Erst liegt ihr Augenmerk nun ohnehin auf dem Formaufbau. Sie spürt, «dass es in die richtige Richtung geht.» Wann sie aber ins Wettkampfgeschehen eingreifen wird, ist noch offen. Schon bestimmt ist aber ihr Ziel: Im Halbmarathon möchte sie sich für die Europameisterschaften 2024 qualifizieren. Bei 1:15:47 Stunden steht ihre Bestzeit; gut möglich, dass sie diese unterbieten muss — das Selektionskonzept des Verbandes liegt noch nicht vor. Aber wer Alina Sönning kennt, weiss, dass sie sich davon nicht abschrecken lässt. Im Gegenteil. So sagt sie: «Neue Ziele wecken meinen Ehrgeiz erst recht.»

«Alina muss man eher bremsen — sie macht lieber zu viel als zu wenig»

Name: Alina Sönning

Wohnort: Aeugst

Geburtsdatum: 21. April 2000

Beruf: Studentin in Betriebsökonomie; Ausbildung zur Performance Trainerin

Sportart: Langstreckenlauf

Verein: LV Albis

Bisherige Erfolge: Schweizer Rekord U23 über 10 km (2022), Schweizer Meisterin im Langcross U23 und über 5000 m (beide 2021), Schweizer Meisterin über 10 km U20 (2019)

Entweder Oder

Langschläferin oder Frühaufsteherin?

Das kommt auf den Trainingsblock an. Aber eigentlich bin ich eher die Langschläferin – ich bin recht gerne im Bett.

Instagram oder TikTok?

Instagram. Da bin ich selbst aktiv.

Extrovertiert oder introvertiert?

Extrovertiert. Ich war früher schon immer eher laut. Aber in grösseren Gruppen bin ich erst zurückhaltend.

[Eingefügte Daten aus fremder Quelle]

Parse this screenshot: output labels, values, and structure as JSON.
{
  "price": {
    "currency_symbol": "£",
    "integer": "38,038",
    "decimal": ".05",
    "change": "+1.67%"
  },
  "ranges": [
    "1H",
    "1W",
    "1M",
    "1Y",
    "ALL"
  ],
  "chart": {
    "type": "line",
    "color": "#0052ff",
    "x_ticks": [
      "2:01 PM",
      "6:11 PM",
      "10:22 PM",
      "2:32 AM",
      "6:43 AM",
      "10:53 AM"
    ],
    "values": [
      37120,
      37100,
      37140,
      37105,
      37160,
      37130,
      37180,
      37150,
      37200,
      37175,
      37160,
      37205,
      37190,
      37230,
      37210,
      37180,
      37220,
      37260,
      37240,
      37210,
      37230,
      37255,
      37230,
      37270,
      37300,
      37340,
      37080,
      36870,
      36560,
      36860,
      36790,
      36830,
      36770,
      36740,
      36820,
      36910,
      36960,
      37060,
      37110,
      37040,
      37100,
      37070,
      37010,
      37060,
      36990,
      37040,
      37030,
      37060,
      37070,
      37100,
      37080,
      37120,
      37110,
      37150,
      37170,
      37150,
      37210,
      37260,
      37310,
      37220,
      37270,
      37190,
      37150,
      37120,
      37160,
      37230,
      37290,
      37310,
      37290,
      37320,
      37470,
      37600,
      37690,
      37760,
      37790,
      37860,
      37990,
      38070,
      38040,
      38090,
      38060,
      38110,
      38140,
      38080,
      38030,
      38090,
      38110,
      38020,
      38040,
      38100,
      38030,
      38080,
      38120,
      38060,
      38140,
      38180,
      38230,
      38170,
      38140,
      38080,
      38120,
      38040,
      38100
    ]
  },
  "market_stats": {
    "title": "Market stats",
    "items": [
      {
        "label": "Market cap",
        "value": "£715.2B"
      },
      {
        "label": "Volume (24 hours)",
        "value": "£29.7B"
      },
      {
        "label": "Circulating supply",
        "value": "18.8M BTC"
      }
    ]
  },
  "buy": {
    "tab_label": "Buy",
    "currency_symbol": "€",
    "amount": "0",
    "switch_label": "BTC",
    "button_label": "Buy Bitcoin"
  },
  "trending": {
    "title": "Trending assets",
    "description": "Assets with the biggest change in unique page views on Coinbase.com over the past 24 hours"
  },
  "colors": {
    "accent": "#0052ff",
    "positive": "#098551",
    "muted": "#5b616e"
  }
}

Streetparade oder Ländlerabig?

Schwierig. Beides spricht mich nicht so an. Ich höre lieber Pop oder Rap. Aber müsste ich mich entscheiden, dann eher für den Ländlerabig.

Berge oder Meer?

Berge, ganz klar. Ich bin oft zum Entspannen in den Bergen.

Sommer oder Winter?

Sommer – die Kälte ertrage ich nicht so gut.

Ordnungsfanatikerin oder organisiertes Chaos?

Ich bin ein sehr ordentlicher Mensch – aber nicht im übertriebenen Sinn.

Das sagt ihr Trainer über sie

Philippe Bandi: «Alina zeichnet aus, dass sie ihren Sport mit einer beeindruckenden Hingabe und Konsequenz ausübt. Sie hat ein äusserst gutes Körpergefühl und hat gelernt, darauf zu hören. So kann sie bei der Gestaltung des Trainingsplans wichtige Inputs geben. Ihre Zukunft liegt definitiv im Marathon, und aus meiner Sicht ist es nicht utopisch, von einer WM- oder gar Olympia-Teilnahme zu sprechen. Nur muss man sie manchmal eher bremsen — sie macht eher zu viel als zu wenig. Und im Schnelligkeitsbereich sehe ich noch Potenzial.»